Há um ponto em comum entre os relatos ouvidos pela especialista em sexualidade, no contexto da conjugalidade, e a pesquisa da OnePoll, com pessoas solteiras, que ajuda as razões por trás desse cuidado em manter o prazer solitário em sigilo, quase como se fosse um caso de infidelidade. Ocorre que muitos preferem se comportar assim por se envergonhar do ato. No estudo do instituto OnePoll, quase metade (47%) das pessoas admitiram se sentir assim. Esse fato leva a outra questão que, embora menos frequente, também é motivo de sofrimento, como expõe Ana Larissa. Ela confirma que algumas pessoas relatam sentir falta de, sozinhas, explorarem o próprio corpo, mas dizem ter dificuldade de fazê-lo quando sua parceria está em casa. “O ideal é que os casais conversem abertamente sobre seus desejos, preferências, forjando acordos entre as partes para que consigam conviver em harmonia. Enfim, se não há comunicação, problemas vão existir”, pontua.

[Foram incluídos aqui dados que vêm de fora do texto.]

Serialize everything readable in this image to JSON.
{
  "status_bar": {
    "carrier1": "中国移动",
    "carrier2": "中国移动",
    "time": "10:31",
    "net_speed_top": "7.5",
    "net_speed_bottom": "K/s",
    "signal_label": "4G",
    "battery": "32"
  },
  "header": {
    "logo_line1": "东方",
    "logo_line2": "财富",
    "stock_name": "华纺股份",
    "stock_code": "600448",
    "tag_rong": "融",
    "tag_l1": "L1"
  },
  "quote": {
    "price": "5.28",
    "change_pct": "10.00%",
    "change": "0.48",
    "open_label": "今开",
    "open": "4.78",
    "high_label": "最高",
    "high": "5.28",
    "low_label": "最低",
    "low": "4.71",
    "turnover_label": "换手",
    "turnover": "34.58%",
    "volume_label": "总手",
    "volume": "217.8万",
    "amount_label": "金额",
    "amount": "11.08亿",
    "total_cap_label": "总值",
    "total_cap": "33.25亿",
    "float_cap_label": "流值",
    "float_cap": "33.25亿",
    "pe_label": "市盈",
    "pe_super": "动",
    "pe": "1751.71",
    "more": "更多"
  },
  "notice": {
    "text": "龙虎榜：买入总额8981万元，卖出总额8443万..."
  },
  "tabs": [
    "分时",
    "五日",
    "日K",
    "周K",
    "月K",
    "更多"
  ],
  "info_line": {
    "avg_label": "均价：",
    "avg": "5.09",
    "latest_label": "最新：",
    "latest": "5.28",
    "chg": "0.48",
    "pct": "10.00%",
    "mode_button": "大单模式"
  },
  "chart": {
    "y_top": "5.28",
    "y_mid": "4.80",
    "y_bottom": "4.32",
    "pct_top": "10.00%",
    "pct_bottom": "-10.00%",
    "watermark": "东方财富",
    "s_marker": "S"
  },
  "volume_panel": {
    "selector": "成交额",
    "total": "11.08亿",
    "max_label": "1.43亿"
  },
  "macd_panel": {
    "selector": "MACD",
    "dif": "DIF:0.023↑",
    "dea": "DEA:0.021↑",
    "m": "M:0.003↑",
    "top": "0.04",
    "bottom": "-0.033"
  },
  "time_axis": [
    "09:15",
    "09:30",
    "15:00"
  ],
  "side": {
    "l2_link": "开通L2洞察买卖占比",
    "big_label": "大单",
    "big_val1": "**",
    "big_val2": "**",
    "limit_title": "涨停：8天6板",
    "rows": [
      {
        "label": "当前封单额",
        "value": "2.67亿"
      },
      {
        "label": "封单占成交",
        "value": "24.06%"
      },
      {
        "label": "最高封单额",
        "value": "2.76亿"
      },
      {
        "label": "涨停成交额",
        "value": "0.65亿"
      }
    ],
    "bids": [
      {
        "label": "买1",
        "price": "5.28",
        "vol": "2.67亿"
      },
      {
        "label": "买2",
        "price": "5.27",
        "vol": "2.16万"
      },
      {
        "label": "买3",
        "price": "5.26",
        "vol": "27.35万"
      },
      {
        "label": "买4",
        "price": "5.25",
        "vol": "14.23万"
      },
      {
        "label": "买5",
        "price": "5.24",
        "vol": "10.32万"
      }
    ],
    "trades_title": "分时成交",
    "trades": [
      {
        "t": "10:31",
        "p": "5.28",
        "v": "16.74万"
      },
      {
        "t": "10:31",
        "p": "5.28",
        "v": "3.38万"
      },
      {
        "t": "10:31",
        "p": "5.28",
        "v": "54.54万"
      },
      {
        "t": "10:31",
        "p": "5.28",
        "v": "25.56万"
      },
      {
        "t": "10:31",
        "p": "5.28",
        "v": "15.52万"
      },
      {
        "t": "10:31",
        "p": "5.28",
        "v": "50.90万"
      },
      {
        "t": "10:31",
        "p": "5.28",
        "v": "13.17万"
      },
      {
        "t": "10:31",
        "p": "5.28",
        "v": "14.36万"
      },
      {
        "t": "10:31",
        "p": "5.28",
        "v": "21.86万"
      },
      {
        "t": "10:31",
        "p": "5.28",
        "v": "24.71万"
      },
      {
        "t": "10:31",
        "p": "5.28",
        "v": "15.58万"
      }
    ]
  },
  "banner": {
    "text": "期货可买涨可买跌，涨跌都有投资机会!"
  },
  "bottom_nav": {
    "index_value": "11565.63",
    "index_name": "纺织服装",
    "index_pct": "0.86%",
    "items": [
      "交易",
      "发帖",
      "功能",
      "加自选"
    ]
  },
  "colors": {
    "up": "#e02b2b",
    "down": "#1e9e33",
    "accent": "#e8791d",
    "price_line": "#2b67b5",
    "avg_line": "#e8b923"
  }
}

A psicóloga informa que, a partir da emergência de saúde, com mais pessoas fechadas em casa e com acesso fácil a conteúdo adulto, houve um sensível crescimento da busca por tratamento relacionado à dependência combinada de masturbação e pornografia. “É algo generalizado, que independe de se estar com alguém ou não. Estamos vendo, no consultório, que muitas pessoas perderam o controle”, comenta, ponderando que nem toda pessoa que tem contato com esse tipo de material se tornará dependente.
Segundo Ana Larissa, esse distúrbio de comportamento é muito semelhante, neurologicamente falando, a outras condições de vício. “As partes do cérebro que são acionadas são as mesmas, promovendo satisfação fugaz”, observa. Seguindo essa mesma lógica, pode-se dizer que essas pessoas tendem a buscar doses cada vez maiores (ou mais fortes) desse conteúdo para se excitarem. Os níveis de dependência variam muito, analisa Ana Larissa. Em casos mais severos, a pessoa pode chegar a sofrer disfunções, só conseguindo se realizar sexualmente por meio de acervos pornográficos. Quando se torna uma compulsão, há o risco de perdas profissionais e afetivas. Nessas situações, divórcios e demissões são comuns. O tratamento, a depender do estágio do vício, pode demandar apoio psiquiátrico e uso de medicamentos.